Tracking spending makes it easier to separate fixed and necessary expenses, like textbooks or a meal plan, from discretionary items, like fast food and pub nights. With this financial record, your child can then ask: “Where am I spending more than I can afford?”
Budgeting will help your child distinguish between the things they need and the things they want. They can learn to think before spending and over time see their improved habit positively reflected in their monthly tallies.
Use credit cards wisely
In the credit world, students are unique. Who else can have no income yet still qualify for a credit card? Here are the top three credit-card mismanagement mistakes made by students:
- Treating their credit card limit as “found money,” maxing out their cards and running up debt.
- Making only the minimum monthly payment, adding to interest charges and increasing their debt.
- Using their card for cash advances when they’re short on funds and running up interest charges right from the date of the advance.

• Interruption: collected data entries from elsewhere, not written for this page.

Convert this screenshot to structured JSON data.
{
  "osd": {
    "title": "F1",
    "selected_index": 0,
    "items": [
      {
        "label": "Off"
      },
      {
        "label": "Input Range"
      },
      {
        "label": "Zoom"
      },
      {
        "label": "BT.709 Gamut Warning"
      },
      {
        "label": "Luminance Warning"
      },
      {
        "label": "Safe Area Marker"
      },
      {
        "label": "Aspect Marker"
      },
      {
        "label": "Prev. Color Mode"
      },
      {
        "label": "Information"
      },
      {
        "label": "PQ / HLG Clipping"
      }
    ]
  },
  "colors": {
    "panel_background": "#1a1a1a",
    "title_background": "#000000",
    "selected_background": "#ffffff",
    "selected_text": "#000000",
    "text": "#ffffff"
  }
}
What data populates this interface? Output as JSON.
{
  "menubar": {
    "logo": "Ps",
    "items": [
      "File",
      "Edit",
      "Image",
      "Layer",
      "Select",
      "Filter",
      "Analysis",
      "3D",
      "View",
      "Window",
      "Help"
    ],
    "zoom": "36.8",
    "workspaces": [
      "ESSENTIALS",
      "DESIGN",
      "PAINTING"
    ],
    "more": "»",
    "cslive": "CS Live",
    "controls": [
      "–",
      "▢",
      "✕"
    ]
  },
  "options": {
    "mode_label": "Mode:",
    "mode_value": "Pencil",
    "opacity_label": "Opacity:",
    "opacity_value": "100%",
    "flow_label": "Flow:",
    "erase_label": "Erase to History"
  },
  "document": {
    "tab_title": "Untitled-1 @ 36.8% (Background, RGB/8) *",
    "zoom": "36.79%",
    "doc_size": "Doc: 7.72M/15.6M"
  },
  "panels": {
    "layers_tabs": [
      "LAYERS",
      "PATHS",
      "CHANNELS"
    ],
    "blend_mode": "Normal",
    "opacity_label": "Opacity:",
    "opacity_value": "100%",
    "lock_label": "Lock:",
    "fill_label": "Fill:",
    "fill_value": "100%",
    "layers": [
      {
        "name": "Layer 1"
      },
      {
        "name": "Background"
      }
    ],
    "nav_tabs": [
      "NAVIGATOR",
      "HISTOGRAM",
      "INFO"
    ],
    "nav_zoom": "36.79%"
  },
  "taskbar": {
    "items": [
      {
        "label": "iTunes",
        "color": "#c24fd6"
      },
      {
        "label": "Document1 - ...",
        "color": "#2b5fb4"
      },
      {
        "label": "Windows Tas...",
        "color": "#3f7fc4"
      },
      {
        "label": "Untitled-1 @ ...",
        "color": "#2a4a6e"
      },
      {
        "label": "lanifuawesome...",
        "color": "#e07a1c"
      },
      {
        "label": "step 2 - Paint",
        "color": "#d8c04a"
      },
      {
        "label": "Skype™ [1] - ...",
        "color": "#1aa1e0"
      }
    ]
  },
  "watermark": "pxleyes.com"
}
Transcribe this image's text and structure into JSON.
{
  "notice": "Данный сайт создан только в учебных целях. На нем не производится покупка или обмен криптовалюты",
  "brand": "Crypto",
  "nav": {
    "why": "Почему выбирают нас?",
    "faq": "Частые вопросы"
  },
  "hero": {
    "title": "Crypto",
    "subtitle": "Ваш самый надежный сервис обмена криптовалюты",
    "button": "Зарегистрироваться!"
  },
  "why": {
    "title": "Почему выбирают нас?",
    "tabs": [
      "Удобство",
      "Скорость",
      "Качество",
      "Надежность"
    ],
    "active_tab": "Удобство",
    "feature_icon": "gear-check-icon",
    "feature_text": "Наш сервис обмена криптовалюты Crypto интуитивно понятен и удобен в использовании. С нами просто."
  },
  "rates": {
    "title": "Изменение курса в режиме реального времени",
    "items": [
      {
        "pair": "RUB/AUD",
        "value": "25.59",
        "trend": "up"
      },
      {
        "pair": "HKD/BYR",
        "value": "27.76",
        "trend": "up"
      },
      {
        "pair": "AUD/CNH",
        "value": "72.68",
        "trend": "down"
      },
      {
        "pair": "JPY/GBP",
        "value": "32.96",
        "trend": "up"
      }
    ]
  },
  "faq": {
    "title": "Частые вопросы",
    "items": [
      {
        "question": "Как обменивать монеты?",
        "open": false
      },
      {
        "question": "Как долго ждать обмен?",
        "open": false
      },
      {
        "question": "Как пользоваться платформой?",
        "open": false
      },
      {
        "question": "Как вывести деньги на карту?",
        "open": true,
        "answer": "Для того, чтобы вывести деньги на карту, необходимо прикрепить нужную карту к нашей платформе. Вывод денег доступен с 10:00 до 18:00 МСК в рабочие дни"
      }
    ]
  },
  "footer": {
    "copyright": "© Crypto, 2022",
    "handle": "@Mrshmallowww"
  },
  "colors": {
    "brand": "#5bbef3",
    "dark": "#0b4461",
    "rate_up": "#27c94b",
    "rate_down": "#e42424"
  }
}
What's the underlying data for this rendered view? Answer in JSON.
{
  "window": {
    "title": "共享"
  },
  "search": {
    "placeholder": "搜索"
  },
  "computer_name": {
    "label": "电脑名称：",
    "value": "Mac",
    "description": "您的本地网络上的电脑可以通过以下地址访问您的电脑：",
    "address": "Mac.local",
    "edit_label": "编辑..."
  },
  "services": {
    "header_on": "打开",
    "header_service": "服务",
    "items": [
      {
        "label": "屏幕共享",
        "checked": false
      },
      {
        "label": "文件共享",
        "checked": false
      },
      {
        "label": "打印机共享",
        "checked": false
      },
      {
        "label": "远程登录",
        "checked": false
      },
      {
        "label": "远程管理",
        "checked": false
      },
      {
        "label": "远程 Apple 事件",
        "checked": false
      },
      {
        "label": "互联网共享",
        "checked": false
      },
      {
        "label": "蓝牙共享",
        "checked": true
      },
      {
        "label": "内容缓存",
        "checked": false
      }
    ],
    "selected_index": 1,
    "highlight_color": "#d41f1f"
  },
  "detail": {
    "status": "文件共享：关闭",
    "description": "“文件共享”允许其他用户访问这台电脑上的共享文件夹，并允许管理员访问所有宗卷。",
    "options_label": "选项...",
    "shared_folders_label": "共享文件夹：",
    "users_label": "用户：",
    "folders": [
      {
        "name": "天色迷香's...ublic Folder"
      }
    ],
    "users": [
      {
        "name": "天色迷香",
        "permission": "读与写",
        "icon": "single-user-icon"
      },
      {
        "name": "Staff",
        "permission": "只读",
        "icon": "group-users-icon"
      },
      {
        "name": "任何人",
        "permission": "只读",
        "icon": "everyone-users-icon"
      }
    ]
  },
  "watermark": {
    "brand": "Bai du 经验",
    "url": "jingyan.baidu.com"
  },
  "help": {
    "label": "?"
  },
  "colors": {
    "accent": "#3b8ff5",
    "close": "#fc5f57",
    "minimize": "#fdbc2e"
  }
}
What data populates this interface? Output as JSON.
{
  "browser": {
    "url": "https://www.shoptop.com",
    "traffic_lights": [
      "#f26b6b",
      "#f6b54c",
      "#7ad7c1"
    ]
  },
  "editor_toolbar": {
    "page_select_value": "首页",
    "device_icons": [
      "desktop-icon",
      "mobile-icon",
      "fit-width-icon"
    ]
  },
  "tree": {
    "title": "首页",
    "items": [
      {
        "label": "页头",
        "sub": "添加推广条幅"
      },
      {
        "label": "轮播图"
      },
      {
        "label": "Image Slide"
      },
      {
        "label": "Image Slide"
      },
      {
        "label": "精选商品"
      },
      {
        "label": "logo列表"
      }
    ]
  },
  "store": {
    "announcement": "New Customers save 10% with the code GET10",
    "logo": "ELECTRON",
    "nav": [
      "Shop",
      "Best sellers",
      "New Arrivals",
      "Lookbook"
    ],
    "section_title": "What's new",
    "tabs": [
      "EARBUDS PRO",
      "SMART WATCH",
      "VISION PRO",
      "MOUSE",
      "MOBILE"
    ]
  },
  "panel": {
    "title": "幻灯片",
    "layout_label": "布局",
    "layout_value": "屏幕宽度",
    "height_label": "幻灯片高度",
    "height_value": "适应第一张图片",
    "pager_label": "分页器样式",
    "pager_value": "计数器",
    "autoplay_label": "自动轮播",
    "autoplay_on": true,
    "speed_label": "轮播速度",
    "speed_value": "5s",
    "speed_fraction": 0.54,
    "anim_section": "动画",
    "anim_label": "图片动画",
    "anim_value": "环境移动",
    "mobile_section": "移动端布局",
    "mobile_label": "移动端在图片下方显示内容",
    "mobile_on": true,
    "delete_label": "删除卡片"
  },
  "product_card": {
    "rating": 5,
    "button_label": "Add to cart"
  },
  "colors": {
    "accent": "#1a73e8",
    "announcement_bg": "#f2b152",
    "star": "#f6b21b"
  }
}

As a parent, what can you do? Let your child know about the consequences of abusing a credit card. Students need to understand that using a credit card may not feel like they’re spending real money, but they are. In fact, they’re spending more than they may be expecting if they also pay the high interest rate on an unpaid balance.
Suggest keeping an ongoing list of credit card purchases to your child. Tracking purchases may help control spending and avoid a nasty surprise on the monthly bill. Maybe your child will go for the idea of only using his or her credit card when really needed – for emergencies or to make online purchases of necessary items, such as textbooks. Encouraging your child to start with a low credit limit is another way to help avoid unnecessary spending.
We all make mistakes
Managing money is a learning process. Don’t be surprised if your child needs your help to cover a $100 phone bill. Try to make it clear, however, that you expect it not to happen again.
In the end, it’s all worth it. If you get your child started on the right track, you can instill good habits that will last a lifetime.